[Buddha-l] Hardships & Downfall of B. in I.

Sherab mahasukha at sympatico.ca
Wed Dec 12 13:00:59 MST 2012


Hi Folks,

	Always happy to learn a new word - Antinomian. I was wondering how Buddhists of India could be considered to be antinomian. Isn't it a Christian quirk? I thought that Indian Buddhist were the best of the best at living according to a societal moral code. Now it does occur to me that perhaps the Pureland Schools that developed later in Japan might have a possibility of antinomian thinking and perhaps did in fact, sort of a salvation through faith alone that could lead to antinomianism. There are also examples from the Mahasiddha tradition, you know that crazy wisdom thing. Virupa is said to mean "I am wicked" a name adopted by a famous siddha after leaving the monastic tradition and frequenting bars and if memory serves - courtesans. This however would seem to be based on dwelling in a state of unshakeable Mahamudra, where his seemingly anti-societal or bawdy moral behaviour was unable to shake the foundation of his realisation.

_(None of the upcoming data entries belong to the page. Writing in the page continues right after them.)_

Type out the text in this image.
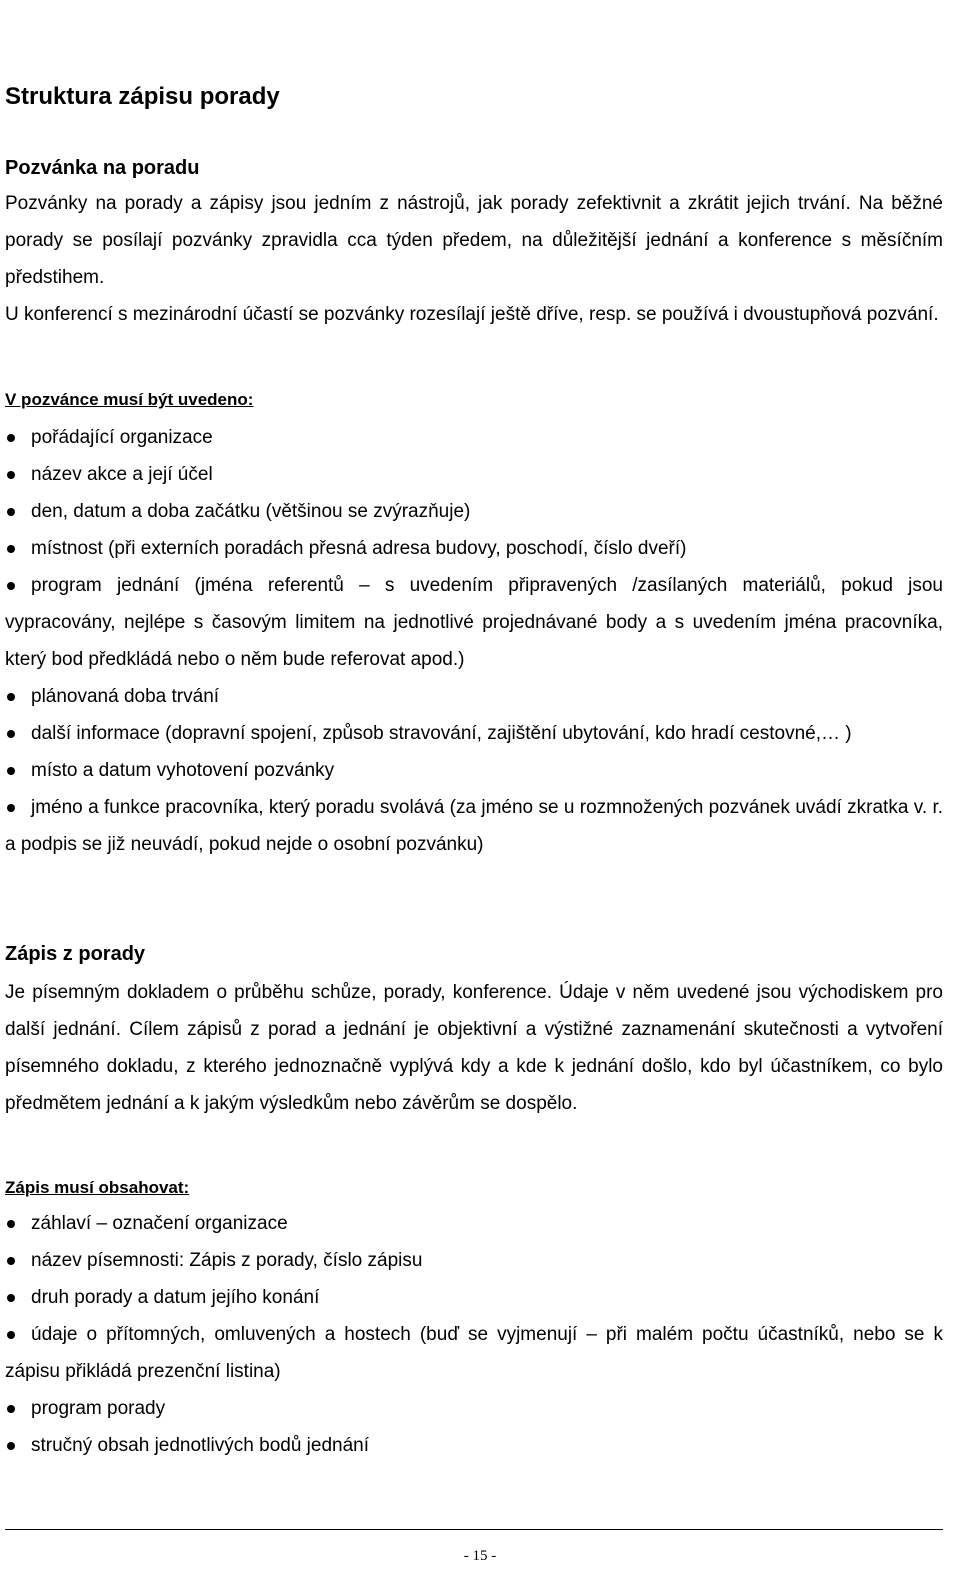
Struktura zápisu porady
Pozvánka na poradu

Pozvánky na porady a zápisy jsou jedním z nástrojů, jak porady zefektivnit a zkrátit jejich trvání. Na běžné porady se posílají pozvánky zpravidla cca týden předem, na důležitější jednání a konference s měsíčním předstihem.

U konferencí s mezinárodní účastí se pozvánky rozesílají ještě dříve, resp. se používá i dvoustupňová pozvání.

V pozvánce musí být uvedeno:
pořádající organizace
název akce a její účel
den, datum a doba začátku (většinou se zvýrazňuje)
místnost (při externích poradách přesná adresa budovy, poschodí, číslo dveří)
program jednání (jména referentů – s uvedením připravených /zasílaných materiálů, pokud jsou vypracovány, nejlépe s časovým limitem na jednotlivé projednávané body a s uvedením jména pracovníka, který bod předkládá nebo o něm bude referovat apod.)
plánovaná doba trvání
další informace (dopravní spojení, způsob stravování, zajištění ubytování, kdo hradí cestovné,… )
místo a datum vyhotovení pozvánky
jméno a funkce pracovníka, který poradu svolává (za jméno se u rozmnožených pozvánek uvádí zkratka v. r. a podpis se již neuvádí, pokud nejde o osobní pozvánku)
Zápis z porady

Je písemným dokladem o průběhu schůze, porady, konference. Údaje v něm uvedené jsou východiskem pro další jednání. Cílem zápisů z porad a jednání je objektivní a výstižné zaznamenání skutečnosti a vytvoření písemného dokladu, z kterého jednoznačně vyplývá kdy a kde k jednání došlo, kdo byl účastníkem, co bylo předmětem jednání a k jakým výsledkům nebo závěrům se dospělo.

Zápis musí obsahovat:
záhlaví – označení organizace
název písemnosti: Zápis z porady, číslo zápisu
druh porady a datum jejího konání
údaje o přítomných, omluvených a hostech (buď se vyjmenují – při malém počtu účastníků, nebo se k zápisu přikládá prezenční listina)
program porady
stručný obsah jednotlivých bodů jednání
- 15 -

	Is there some misunderstanding on my part of the word antinomian?

	Thoughts?

Sherab

-----Original Message-----
snip>>

> http://www.goodreads.com/review/show/320817943

 From that short review...

"The broad dichotomy he proposes (here crudely put) pits the “antinomian” trading Buddhist community against the hierarchical agrarian Brahmanical community."

What about the Jains? - That religion survived in India, supported by the same trading community, while Buddhism virtually vanished.
Perhaps Jain traders were less “antinomian” than Buddhist traders?